Tasmanians will go to the polls on March 15, Premier Lara Giddings yesterday confirmed, setting up a super Saturday of simultaneous state elections in Tasmania and South Australia. In both cases, the hopes of Labor — the last remaining Labor governments at a state or federal level — look grim.
Labor’s prospects look particularly bleak in Tasmania, where the party has been in power since 1998. That makes the Bacon-Lennon-Bartlett-Giddings government the same age as Kristina Keneally’s in New South Wales and two years older than Anna Bligh’s in Queensland at the time of their respective massacres in 2011 and 2012. In each case, a strong sense prevailed that all concerned would have been better off if the governments had gone down to more honourable defeats a term sooner.
However, Tasmania offers one sharp distinction with NSW and Queensland: the Hare-Clark electoral system, in which each of the state’s five electorates return five lower house members through a brand of proportional representation much beloved by election watchers. This has traditionally made life for the Liberals very difficult indeed, given their position on the Right of a three-party system in which the centre is occupied by Labor.
The 2010 election result had the Liberals clear winners in terms of votes cast, with Labor reduced from 14 seats to 10 and the ALP vote crashing by 12.7%. As then-premier David Bartlett had spent the campaign talking up his party’s determination not to govern with the support of the Greens, the talk on election night was of an imminent change of government. But with the Liberals likewise finishing the count stranded on 10 seats and the Greens standing firm in their refusal to do business with them, Labor remained in office by default.
Four years on, Labor finds the burdens of long-term incumbency weighing more heavily than ever, having spent the last term governing from a position of political weakness through a coalition arrangement with the Greens (which Giddings pointedly brought to an end yesterday).
High as the Hare-Clark hurdle may be, the Liberals — who remain under the leadership of Will Hodgman, as they were in 2010 — will go into the campaign with every confidence of clearing it.
Parallels between the federal and state spheres are misleading more often than not, but the present situation in Tasmania looks very much like an exception. The period of Labor-Greens rule has mostly coincided with Labor being in minority government federally, and both opinion polls and the federal election result have offered a strong impression that the unpopularity of each was feeding into the other.
In particular, the Liberals’ success in poaching Bass, Braddon and Lyons from Labor at the federal election — with respective swings of 10.7%, 10.1% and 13.5% — suggests a path to majority government has opened in the state’s north.

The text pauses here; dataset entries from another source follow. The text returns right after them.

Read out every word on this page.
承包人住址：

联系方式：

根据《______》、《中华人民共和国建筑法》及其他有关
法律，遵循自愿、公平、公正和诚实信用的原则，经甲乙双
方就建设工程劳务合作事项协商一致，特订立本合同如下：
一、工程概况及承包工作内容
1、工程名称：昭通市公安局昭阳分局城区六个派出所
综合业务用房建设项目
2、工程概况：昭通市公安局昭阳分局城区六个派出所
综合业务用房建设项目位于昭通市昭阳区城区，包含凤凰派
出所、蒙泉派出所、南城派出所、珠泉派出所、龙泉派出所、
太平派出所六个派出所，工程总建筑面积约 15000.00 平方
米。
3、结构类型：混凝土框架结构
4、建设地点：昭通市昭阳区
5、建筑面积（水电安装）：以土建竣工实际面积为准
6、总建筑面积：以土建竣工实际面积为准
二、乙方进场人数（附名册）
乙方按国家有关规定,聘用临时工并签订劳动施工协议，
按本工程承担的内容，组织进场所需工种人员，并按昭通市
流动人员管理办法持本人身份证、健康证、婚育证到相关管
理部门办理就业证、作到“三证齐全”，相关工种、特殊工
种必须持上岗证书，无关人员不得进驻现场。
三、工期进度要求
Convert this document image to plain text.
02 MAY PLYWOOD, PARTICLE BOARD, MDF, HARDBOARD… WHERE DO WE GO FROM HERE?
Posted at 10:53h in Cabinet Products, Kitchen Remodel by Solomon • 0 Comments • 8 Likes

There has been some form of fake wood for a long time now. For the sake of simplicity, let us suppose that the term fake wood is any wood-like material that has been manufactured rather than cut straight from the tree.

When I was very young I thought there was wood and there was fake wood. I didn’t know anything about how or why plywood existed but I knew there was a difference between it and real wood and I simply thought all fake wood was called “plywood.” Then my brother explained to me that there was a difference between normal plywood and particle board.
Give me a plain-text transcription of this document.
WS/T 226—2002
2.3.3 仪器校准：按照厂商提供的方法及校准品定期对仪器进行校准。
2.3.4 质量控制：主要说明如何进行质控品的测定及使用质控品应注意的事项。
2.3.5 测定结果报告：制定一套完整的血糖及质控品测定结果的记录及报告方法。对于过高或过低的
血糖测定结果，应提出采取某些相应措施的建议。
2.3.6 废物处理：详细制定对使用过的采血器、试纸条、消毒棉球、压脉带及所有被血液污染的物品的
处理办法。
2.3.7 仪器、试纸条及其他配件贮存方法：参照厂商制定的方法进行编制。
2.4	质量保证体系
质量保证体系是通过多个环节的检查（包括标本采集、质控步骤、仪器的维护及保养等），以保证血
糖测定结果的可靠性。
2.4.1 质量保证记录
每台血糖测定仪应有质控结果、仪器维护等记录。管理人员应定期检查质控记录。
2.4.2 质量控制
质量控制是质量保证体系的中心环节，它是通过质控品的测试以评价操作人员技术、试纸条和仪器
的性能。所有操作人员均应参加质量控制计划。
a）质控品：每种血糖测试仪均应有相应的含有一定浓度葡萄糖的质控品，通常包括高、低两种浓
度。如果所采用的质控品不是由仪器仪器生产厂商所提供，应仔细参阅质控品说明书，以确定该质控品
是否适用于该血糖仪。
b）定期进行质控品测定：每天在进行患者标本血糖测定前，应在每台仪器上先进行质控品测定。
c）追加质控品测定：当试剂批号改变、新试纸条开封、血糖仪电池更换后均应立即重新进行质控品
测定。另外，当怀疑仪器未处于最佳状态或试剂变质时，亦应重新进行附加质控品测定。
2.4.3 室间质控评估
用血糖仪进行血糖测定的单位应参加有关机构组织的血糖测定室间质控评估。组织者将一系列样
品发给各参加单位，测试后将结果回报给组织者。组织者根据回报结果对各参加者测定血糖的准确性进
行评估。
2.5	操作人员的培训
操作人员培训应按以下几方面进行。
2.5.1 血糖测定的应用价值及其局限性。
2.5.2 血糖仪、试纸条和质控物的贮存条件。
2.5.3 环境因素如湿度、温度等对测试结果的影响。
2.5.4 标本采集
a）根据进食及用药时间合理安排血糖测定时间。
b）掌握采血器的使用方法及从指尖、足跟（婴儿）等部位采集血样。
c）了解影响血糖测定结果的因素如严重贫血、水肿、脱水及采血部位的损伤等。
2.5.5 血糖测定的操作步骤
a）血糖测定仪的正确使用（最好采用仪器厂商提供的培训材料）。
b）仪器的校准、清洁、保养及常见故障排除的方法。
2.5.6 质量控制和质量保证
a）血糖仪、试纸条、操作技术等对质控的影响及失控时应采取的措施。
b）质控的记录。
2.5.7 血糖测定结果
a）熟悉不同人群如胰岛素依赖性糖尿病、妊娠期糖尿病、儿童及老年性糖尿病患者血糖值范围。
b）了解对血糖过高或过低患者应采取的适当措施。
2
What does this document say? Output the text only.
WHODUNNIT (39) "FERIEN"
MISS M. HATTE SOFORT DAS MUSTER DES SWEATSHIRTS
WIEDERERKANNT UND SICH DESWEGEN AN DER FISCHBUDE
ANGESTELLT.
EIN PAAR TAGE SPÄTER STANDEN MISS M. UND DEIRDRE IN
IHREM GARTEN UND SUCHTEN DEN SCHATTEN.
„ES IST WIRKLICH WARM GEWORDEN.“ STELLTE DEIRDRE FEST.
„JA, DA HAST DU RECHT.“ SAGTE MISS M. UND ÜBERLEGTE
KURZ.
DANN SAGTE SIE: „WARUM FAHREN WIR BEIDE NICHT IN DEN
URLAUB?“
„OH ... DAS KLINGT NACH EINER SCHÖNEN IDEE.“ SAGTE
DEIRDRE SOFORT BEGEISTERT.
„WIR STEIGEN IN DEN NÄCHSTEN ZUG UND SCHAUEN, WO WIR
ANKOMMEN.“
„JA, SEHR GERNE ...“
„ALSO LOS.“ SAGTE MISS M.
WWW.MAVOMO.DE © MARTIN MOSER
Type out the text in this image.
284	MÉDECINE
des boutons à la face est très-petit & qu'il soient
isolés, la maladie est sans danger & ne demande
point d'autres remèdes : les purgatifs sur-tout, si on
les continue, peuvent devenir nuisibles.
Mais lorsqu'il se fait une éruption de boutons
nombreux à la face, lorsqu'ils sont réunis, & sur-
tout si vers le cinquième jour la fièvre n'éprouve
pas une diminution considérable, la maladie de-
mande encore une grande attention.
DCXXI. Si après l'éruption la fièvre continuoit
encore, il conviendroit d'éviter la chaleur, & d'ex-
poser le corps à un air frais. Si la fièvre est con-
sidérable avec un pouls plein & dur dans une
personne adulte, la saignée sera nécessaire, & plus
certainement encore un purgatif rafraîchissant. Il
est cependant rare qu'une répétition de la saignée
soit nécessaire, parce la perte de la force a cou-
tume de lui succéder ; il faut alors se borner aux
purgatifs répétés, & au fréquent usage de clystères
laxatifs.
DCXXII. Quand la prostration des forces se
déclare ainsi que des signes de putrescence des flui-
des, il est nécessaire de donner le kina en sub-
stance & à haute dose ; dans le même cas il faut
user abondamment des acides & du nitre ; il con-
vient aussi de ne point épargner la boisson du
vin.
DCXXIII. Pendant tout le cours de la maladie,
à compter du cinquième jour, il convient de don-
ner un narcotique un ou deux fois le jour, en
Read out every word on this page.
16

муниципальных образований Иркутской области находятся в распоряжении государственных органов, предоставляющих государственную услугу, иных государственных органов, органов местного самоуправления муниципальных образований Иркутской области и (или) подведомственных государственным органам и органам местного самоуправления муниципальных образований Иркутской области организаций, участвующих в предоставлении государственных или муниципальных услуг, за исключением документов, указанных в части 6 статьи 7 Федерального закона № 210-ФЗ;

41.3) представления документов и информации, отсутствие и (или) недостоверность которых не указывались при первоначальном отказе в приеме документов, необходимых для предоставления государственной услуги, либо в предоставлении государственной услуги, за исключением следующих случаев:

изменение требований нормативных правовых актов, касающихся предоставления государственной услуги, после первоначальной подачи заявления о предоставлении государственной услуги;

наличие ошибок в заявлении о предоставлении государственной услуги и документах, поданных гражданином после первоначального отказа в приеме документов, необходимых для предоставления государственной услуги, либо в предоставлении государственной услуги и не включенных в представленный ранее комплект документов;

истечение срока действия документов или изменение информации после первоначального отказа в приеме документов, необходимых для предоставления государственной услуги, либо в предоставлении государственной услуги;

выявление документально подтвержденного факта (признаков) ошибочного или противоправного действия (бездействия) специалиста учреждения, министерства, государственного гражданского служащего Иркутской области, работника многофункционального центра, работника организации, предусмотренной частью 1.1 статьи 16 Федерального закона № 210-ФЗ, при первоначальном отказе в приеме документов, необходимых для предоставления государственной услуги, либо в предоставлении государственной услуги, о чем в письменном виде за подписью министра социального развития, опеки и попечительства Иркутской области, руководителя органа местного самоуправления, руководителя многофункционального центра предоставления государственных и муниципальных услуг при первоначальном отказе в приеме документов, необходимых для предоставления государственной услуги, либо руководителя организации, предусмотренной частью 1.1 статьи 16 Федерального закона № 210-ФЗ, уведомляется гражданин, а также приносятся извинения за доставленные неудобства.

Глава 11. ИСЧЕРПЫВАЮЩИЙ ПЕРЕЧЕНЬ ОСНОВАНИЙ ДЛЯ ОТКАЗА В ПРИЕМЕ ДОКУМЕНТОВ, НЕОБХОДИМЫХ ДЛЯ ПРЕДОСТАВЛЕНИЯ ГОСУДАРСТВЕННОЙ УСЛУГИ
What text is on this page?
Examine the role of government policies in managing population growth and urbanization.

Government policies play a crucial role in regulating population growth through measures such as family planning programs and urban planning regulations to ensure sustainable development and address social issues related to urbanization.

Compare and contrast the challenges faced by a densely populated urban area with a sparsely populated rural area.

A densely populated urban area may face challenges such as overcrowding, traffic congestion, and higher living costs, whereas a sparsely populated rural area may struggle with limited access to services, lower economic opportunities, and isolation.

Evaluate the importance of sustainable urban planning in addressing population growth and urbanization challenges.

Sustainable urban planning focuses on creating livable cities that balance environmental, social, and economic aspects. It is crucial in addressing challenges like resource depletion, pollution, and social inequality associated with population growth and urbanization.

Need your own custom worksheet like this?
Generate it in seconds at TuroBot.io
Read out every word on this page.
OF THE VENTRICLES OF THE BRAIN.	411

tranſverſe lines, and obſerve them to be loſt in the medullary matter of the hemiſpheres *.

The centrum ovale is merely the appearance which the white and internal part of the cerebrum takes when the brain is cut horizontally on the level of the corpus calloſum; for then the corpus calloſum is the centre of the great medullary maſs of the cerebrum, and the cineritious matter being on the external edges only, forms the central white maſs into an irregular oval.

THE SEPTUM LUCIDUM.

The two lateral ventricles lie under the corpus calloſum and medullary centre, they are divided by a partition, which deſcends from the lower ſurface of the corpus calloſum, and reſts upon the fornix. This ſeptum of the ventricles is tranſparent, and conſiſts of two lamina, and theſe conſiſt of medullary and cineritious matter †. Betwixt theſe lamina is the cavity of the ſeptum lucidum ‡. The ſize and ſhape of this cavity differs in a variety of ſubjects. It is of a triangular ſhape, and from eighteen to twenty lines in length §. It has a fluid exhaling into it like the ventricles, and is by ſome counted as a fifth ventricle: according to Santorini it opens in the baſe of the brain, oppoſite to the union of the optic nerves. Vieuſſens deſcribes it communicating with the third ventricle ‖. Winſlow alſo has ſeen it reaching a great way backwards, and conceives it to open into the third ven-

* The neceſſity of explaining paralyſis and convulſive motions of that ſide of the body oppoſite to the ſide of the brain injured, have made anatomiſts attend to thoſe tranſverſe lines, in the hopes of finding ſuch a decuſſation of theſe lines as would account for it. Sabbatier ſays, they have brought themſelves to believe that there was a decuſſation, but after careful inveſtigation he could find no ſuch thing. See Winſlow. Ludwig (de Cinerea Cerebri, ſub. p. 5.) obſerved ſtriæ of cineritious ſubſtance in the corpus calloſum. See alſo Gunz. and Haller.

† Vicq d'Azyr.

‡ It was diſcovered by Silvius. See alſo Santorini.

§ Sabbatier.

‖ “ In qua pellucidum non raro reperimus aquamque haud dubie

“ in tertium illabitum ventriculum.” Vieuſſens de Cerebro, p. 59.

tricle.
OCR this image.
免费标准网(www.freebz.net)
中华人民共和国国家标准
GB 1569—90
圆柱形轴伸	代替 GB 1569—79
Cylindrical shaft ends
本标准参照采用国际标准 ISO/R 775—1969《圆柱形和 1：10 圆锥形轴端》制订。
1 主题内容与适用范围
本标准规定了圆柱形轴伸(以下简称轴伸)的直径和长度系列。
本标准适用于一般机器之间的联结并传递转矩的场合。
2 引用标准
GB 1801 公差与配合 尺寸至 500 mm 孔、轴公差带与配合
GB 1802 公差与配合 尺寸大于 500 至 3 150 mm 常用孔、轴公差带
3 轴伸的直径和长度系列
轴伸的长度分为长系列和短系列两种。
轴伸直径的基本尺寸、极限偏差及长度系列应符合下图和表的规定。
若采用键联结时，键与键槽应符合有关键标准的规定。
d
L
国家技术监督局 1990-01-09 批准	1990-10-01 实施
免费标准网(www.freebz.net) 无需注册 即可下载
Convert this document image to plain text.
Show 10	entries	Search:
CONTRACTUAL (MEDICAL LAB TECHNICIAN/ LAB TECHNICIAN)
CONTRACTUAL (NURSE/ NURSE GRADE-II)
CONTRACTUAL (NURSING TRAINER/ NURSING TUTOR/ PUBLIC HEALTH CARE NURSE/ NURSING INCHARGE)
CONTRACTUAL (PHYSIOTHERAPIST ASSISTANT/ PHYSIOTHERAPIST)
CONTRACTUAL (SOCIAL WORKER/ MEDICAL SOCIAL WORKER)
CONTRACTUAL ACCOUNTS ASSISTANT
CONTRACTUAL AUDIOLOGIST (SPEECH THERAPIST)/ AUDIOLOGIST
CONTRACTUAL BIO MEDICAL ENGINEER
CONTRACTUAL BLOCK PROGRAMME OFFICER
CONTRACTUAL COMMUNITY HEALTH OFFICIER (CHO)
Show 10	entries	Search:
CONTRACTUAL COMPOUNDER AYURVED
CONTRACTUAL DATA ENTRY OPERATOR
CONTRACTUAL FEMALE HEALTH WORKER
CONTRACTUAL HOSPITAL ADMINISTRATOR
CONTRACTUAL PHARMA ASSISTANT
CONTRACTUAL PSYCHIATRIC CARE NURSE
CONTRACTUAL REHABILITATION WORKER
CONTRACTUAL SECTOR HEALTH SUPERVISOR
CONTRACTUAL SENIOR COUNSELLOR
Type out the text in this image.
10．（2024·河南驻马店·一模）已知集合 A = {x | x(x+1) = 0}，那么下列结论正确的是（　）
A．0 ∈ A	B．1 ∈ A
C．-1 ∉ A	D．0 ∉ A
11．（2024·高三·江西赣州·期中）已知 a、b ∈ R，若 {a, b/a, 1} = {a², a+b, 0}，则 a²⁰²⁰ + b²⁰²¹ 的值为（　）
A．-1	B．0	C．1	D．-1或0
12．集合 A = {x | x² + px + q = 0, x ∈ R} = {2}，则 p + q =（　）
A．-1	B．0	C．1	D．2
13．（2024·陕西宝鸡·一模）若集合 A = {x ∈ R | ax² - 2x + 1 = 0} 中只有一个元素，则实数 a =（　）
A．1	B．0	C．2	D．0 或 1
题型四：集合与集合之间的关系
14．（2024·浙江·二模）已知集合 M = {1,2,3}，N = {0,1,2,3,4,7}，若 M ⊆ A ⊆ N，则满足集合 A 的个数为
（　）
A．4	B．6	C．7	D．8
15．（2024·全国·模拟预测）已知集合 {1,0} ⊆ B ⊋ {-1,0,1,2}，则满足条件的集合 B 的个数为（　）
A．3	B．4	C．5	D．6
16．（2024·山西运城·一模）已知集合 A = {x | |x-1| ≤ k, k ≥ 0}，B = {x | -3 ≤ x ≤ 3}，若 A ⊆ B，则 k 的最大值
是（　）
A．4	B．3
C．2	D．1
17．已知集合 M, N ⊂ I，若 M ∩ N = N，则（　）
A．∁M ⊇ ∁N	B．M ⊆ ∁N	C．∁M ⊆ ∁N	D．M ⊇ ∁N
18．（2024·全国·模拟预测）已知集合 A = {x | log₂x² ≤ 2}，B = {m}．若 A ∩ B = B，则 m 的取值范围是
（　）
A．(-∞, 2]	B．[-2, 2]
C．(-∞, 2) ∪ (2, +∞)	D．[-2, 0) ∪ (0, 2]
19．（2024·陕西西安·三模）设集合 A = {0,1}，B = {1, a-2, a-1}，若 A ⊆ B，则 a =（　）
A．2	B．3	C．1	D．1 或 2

“To crudely simplify the maths of Hare-Clark, the Liberals can expect to gain the three seats they need …”
To crudely simplify the maths of Hare-Clark, the Liberals can expect to gain the three seats they need if their vote improves by 2% in Braddon, 5% in Lyons and 6% in Bass (or by 4% in the Hobart fringe electorate of Franklin, where the federal election swing was only half as big). That happens to be roughly the difference between the Liberal vote at the 2010 state and 2013 federal elections in the case of Bass and Braddon, and at least 3% less in the case of Lyons.
The Liberals have two reasons to hope they can do quite a bit better than that, the first being the polls. Large-sample polls conducted by ReachTEL over the past six months have consistently found the Liberals to be doing at least 5% better at state than federal level, and Labor doing correspondingly worse.
The second is the rhetorical trump card the Liberals have in being the only party that can credibly claim to be a potential majority government, an asset that greatly boosted Labor as it powered to its landslide wins in 2002 and 2006.
There is, however, a fly in the ointment in the shape of the Palmer United Party, which succeeded in winning a Tasmanian Senate seat and stands poised once again to blitz the airwaves with television advertising. An encouraging development for the new party is the decline in support for the Greens, whose vote in Tasmania fell by half at the federal election. That raises the possibility of PUP candidates emerging as piggies in the middle of 2-2-1 results of the kind that have traditionally delivered seats to the Greens.
A particularly promising prospect is the north-western electorate of Braddon, where a Greens candidate was elected by a razor-thin margin in 2010. The PUP’s lead candidate in the electorate is Kevin Morgan, whom Clive Palmer has proclaimed with characteristic reserve to be “the next premier of Tasmania”.
In one sense, the Palmer insurgency presents the Liberals with a potentially substantial obstacle on their path to majority government. But it also promises to sharpen their message that they and they alone offer an alternative to four years of parliamentary chaos.